Mitra, BeritaManado.com — Sejumlah warga Ratatotok, Kabupaten Minahasa Tenggara (Mitra), Provinsi Sulawesi Utara (Sulut), menggelar aksi damai di area perkebunan Pasolo Ratatotok, Kamis (1/5/2025).
Mereka menyuarakan aspirasinya soal aktivitas pertambangan dari PT Hakian Wellem Rumansi (HWR) yang diduga melanggar aturan.
Melalui aksi yang berjalan tertib meski diguyur hujan ini, warga berharap aspirasi mereka dapat di dengar dua sosok pemimpin di Sulawesi Utara (Sulut), Gubernur Yulius Selvanus Komaling (YSK) dan Kapolda IrjenPol Roycke Langie.

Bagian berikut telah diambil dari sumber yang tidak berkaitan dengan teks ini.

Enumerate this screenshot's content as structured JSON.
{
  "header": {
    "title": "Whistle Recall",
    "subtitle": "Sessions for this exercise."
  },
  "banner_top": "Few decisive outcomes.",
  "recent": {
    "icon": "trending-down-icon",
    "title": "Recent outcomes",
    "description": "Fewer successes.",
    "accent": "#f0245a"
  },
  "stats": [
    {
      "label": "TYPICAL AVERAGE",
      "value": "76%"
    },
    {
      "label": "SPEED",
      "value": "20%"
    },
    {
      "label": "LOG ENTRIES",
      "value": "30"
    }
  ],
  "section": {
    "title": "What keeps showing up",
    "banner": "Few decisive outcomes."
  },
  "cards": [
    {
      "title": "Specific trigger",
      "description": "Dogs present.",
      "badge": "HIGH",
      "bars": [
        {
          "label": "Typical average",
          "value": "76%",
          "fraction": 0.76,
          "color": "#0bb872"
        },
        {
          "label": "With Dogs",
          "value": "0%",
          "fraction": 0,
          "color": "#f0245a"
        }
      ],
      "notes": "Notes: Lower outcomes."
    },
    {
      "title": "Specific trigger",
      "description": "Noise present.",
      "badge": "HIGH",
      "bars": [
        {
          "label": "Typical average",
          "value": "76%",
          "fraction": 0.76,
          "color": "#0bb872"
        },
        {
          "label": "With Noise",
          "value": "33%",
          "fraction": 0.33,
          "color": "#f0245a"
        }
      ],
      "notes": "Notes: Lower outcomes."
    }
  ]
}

Kepercayaan terhadap kepemimpinan kedua tokoh itu yang sangat tinggi karena kinerja apik di awal kepimpinan mereka di daerah Nyiur Melambai menjadi harapan besar para warga Mitra ini.
Mereka meyakini dua pemimpin terbaik itu bisa menyelesaikan berbagai permasalahan yang melilit mereka, termasuk soal pertambangan.
Para warga Mitra ini berharap, aspirasi yang disampaikan bisa menyentuh hati kedua pemimpin tersebut sehingga ada langkah tegas terhadap perusahaan pertambangan yang mengabaikan aturan.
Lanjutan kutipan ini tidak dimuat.